The system requirements that software companies typically list for their products should be regarded as the minimum configuration that will allow the software to function at a basic level. This is especially true for the requirements that are stated for desktop video conferencing applications. In general, the PC must have Windows, a decent processor, and sufficient memory, but most recent computers fulfill these requirements.
This basic configuration allows one to run the video conferencing application by itself (no other programs active) at an acceptable frame rate. However, desktop systems are not usually devoted to a single application. Most users will have several other programs active, such as a word processor, a web browser, a spreadsheet, a calendar, etc. Each active application must share resources with the other active applications. Also, the value of desktop collaboration is enhanced by the associated applications (such as a whiteboard), which also require computing resources. In order to make full use of a desktop collaboration program as part of a normal work routine, the computer must have much more than a minimum configuration.

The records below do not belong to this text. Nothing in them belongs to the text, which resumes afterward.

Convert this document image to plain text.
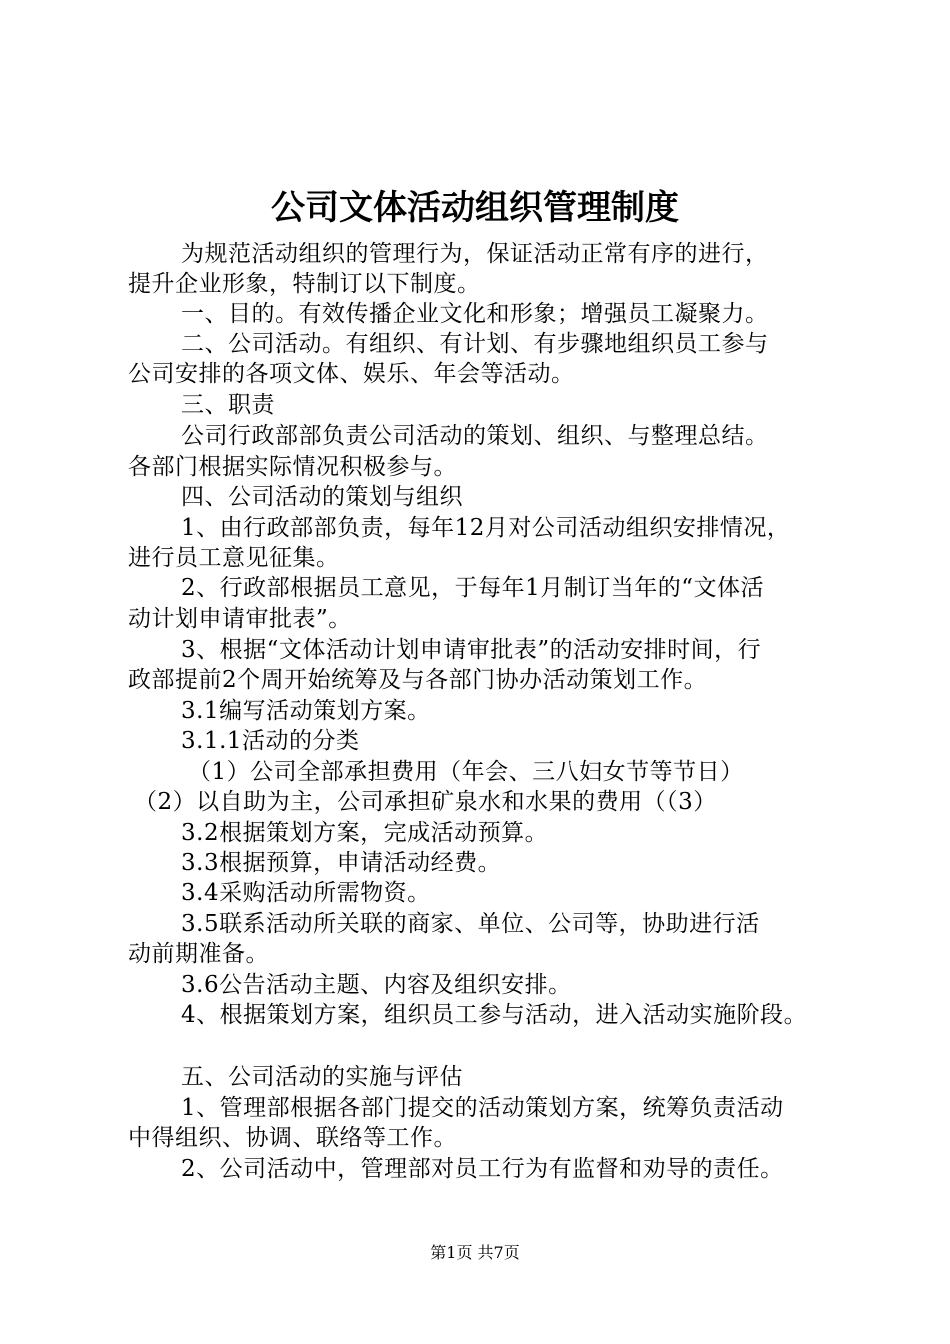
公司文体活动组织管理制度
为规范活动组织的管理行为，保证活动正常有序的进行，
提升企业形象，特制订以下制度。
一、目的。有效传播企业文化和形象；增强员工凝聚力。
二、公司活动。有组织、有计划、有步骤地组织员工参与
公司安排的各项文体、娱乐、年会等活动。
三、职责
公司行政部部负责公司活动的策划、组织、与整理总结。
各部门根据实际情况积极参与。
四、公司活动的策划与组织
1、由行政部部负责，每年12月对公司活动组织安排情况，
进行员工意见征集。
2、行政部根据员工意见，于每年1月制订当年的“文体活
动计划申请审批表”。
3、根据“文体活动计划申请审批表”的活动安排时间，行
政部提前2个周开始统筹及与各部门协办活动策划工作。
3.1编写活动策划方案。
3.1.1活动的分类
（1）公司全部承担费用（年会、三八妇女节等节日）
（2）以自助为主，公司承担矿泉水和水果的费用（（3）
3.2根据策划方案，完成活动预算。
3.3根据预算，申请活动经费。
3.4采购活动所需物资。
3.5联系活动所关联的商家、单位、公司等，协助进行活
动前期准备。
3.6公告活动主题、内容及组织安排。
4、根据策划方案，组织员工参与活动，进入活动实施阶段。
五、公司活动的实施与评估
1、管理部根据各部门提交的活动策划方案，统筹负责活动
中得组织、协调、联络等工作。
2、公司活动中，管理部对员工行为有监督和劝导的责任。
第1页 共7页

Commercial desktop collaboration packages usually bundle the software, (perhaps) a board to be installed in the PC, a camera, and speakers and a microphone, or a headset. The board is primarily a CODEC (compression/decompression), which processes the video signal in hardware. Systems that do not have a CODEC board depend upon software compression and decompression, which both affects and is affected by the speed of the computer processor. The board may also have sound circuitry on it, which not only makes a separate sound card unnecessary, but also will allow the video conferencing program to synchronize the audio and video signals. This is especially important when there is a noticeable time lag between transmission and reception. Some videoconference peripherals incorporate the CODEC into the unit that houses the camera, making an added board not necessary. Finally, some videoconference appliances do not require a computer at all, having all necessary functionality built into the unit. These, however, have little (or no) ability to host true data collaboration software.
Shareware and freeware programs such as NetMeeting depend on the addition of audio and video hardware to a system. It is the responsibility of the computer owner to acquire the separate elements that will work with the application, work in the computer, and work together. This task may prove to be difficult not because of wrong choices, but because there are so many choices that can be made. Audio and video equipment is available in a broad range of price categories. A multimedia system that is already capable of recording and reproducing sound will need only the addition of a camera (which will use the computer's processor for software compression) or a video capture card (hardware compression) . Anyone who has ever added memory or a peripheral card to a PC is capable of adding this type of audio and video hardware for desktop collaboration systems.